# Now I'm upset



## chieftopcop (Apr 2, 2016)

Had everything all laid out and ready to do a test run of all the switches on my 027 layout.
Now, there are 14 switches, all Lionel 1122 type, and all are wired to SPDT toggle controllers. Out of the 14 only five are working out of the gate.

Went thru and after checking the wiring got a few more to work. So I figured I would take them one at a time and try to get the switch to work separated from the layout.

Got to the first switch and went to check it by manually changing the direction from straight to diverted by turning the lantern on the top of the housing. 
Boy was I surprised,,,the switch is frozen!! It could not be moved at all in any direction!!

Now I have no clue what to do with this....Sure don't want to just scrap it and go back to EBay and try and find six more switches.....Yes I said SIX! That's how many I found on the layout.

Can these be rebuilt, oiled up and get them working or....?????

Rescue please,,,,,


----------



## Chip (Feb 11, 2016)

LOL! C'mon! You no "checkee" before "buildee"? I build it THEN check it THEN glue/nail it and continue to check during all phases of construction, "ya never know" when the gremlins will strike!

That IS a bummer though, hope it works out.


----------



## chieftopcop (Apr 2, 2016)

:laugh:
Ya nailed it Chip!!
As the old carpenter says: Measure twice / cut once!!

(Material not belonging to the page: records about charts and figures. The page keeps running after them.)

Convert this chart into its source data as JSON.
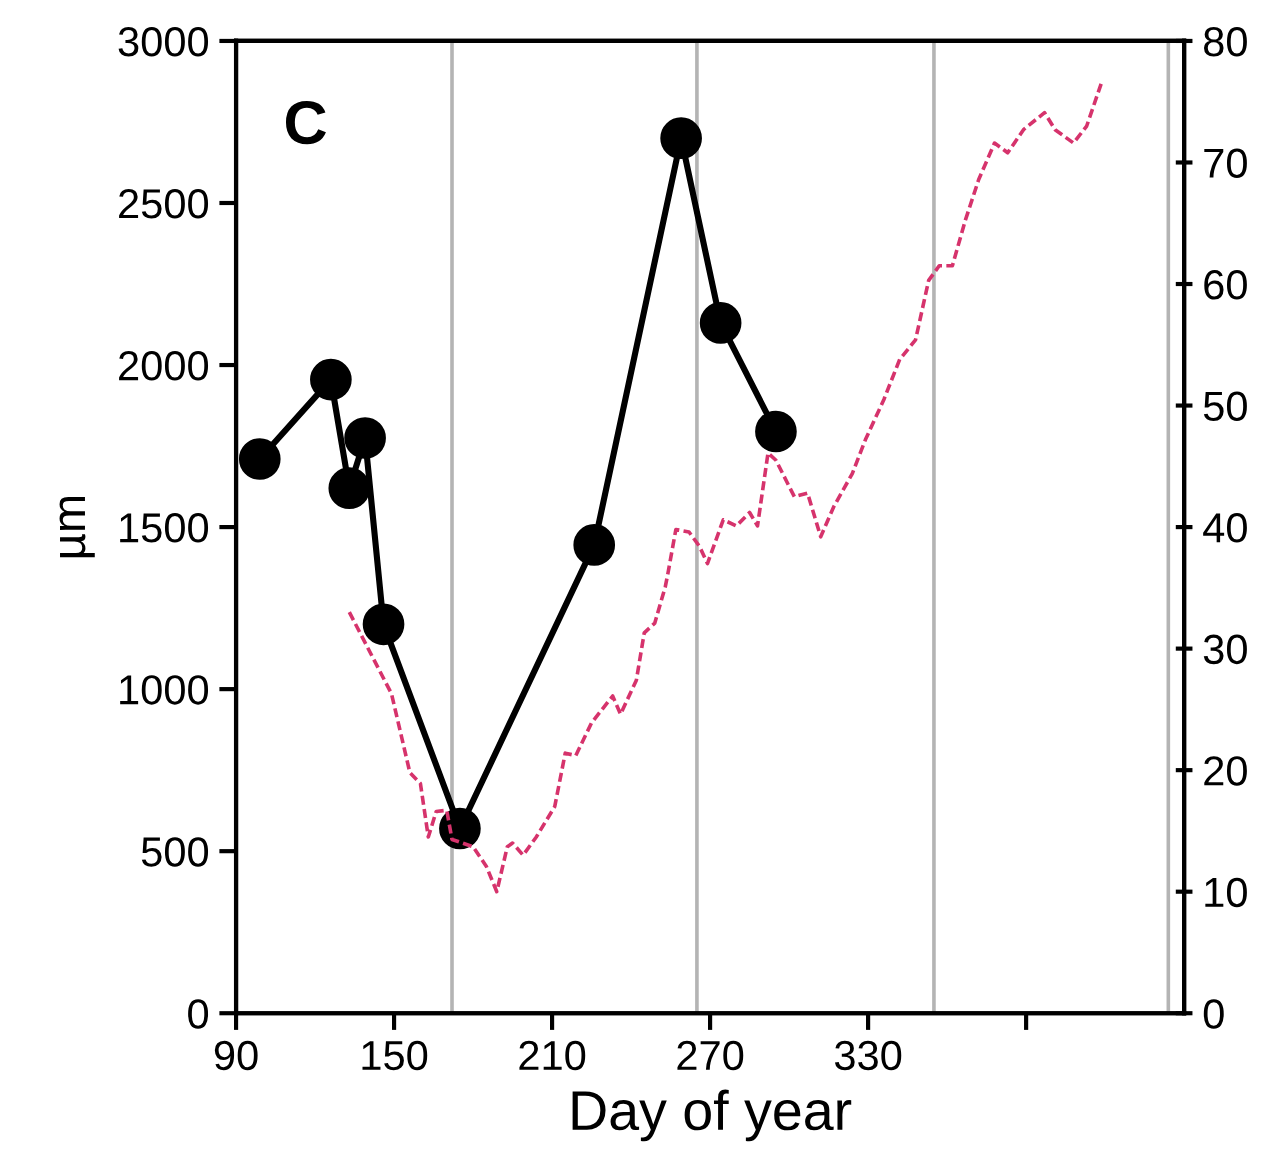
{
  "chart_data": {
    "type": "line",
    "xlabel": "Day of year",
    "ylabel": "µm",
    "annotations": [
      "C"
    ],
    "xlim": [
      90,
      450
    ],
    "xticks": [
      90,
      150,
      210,
      270,
      330,
      {
        "value": 390,
        "label": null
      }
    ],
    "ylim": [
      0,
      3000
    ],
    "yticks": [
      0,
      500,
      1000,
      1500,
      2000,
      2500,
      3000
    ],
    "y2lim": [
      0,
      80
    ],
    "y2ticks": [
      0,
      10,
      20,
      30,
      40,
      50,
      60,
      70,
      80
    ],
    "grid": false,
    "legend": false,
    "ref_lines": [
      {
        "axis": "x",
        "value": 172,
        "color": "#b4b4b4"
      },
      {
        "axis": "x",
        "value": 265,
        "color": "#b4b4b4"
      },
      {
        "axis": "x",
        "value": 355,
        "color": "#b4b4b4"
      },
      {
        "axis": "x",
        "value": 444,
        "color": "#b4b4b4"
      }
    ],
    "series": [
      {
        "color": "#000000",
        "marker": "circle",
        "line_style": "solid",
        "x": [
          99,
          126,
          133,
          139,
          146,
          175,
          226,
          259,
          274,
          295
        ],
        "values": [
          1710,
          1955,
          1620,
          1775,
          1200,
          570,
          1445,
          2700,
          2130,
          1795
        ]
      },
      {
        "color": "#d6336c",
        "axis": "y2",
        "marker": "none",
        "line_style": "dashed",
        "x": [
          133,
          149,
          156,
          160,
          163,
          166,
          170,
          172,
          180,
          185,
          189,
          193,
          195,
          199,
          204,
          211,
          215,
          219,
          225,
          233,
          236,
          242,
          245,
          249,
          253,
          254,
          257,
          262,
          266,
          269,
          275,
          280,
          285,
          288,
          292,
          295,
          302,
          307,
          312,
          317,
          324,
          329,
          336,
          342,
          348,
          353,
          357,
          362,
          367,
          372,
          378,
          383,
          389,
          397,
          401,
          408,
          413,
          419
        ],
        "values": [
          33.0,
          26.3,
          19.8,
          18.9,
          14.5,
          16.6,
          16.7,
          14.3,
          13.7,
          12.1,
          10.0,
          13.7,
          14.0,
          13.0,
          14.5,
          17.0,
          21.4,
          21.2,
          23.9,
          26.1,
          24.6,
          27.4,
          31.3,
          32.1,
          35.1,
          36.2,
          39.8,
          39.6,
          38.4,
          37.0,
          40.6,
          40.1,
          41.2,
          40.1,
          46.1,
          45.5,
          42.5,
          42.8,
          39.2,
          41.7,
          44.4,
          47.2,
          50.5,
          53.8,
          55.4,
          60.3,
          61.5,
          61.5,
          65.3,
          68.6,
          71.6,
          70.8,
          72.7,
          74.1,
          72.7,
          71.6,
          73.0,
          76.8
        ]
      }
    ]
  }
}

Right after I located the second locked up switch my third thought was,,,and how many of these were checked out of the box...

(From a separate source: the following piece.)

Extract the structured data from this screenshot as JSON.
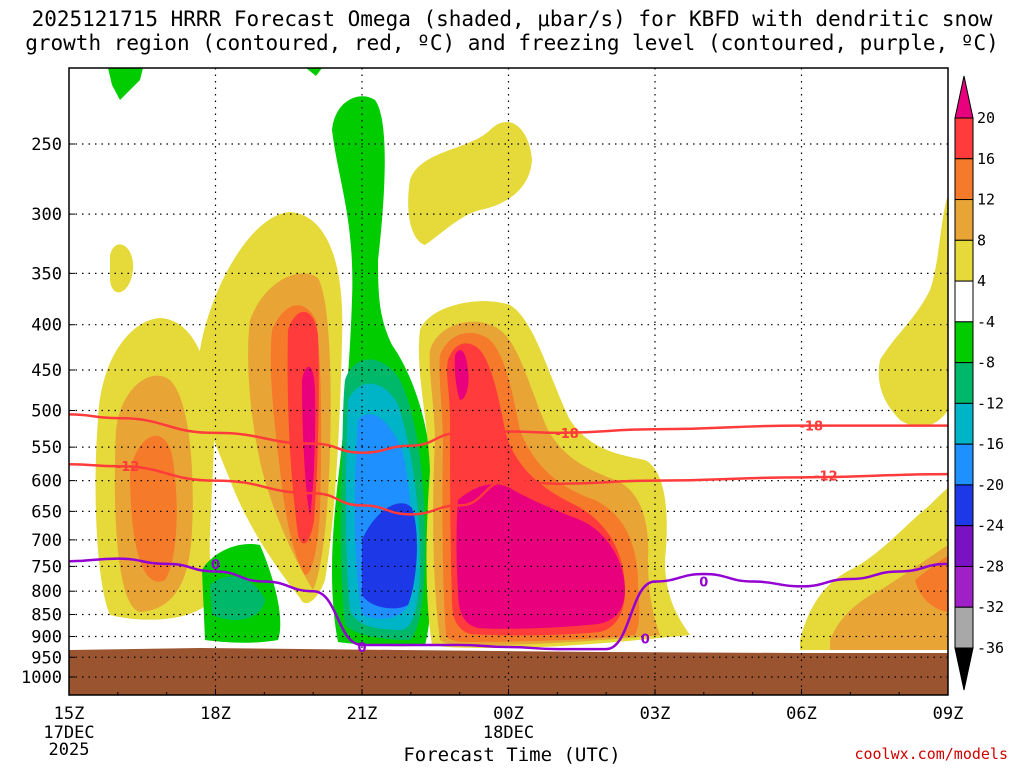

Sure hate buying on EBay especially when the seller says all items are in good condition and has a great command of photography.

But when you are in need of fourteen switches and the going rate is $120 it's hard to pull that out of the budget....


----------



## Chip (Feb 11, 2016)

chieftopcop said:


> :laugh:
> Ya nailed it Chip!!
> As the old carpenter says: Measure twice / cut once!!
> 
> ...


LOL! That is an excellent price BUTT!

If it SEEMS to good to be true...

Still a BUMMER though! I doubt I could have passed up that deal if I had the money!


----------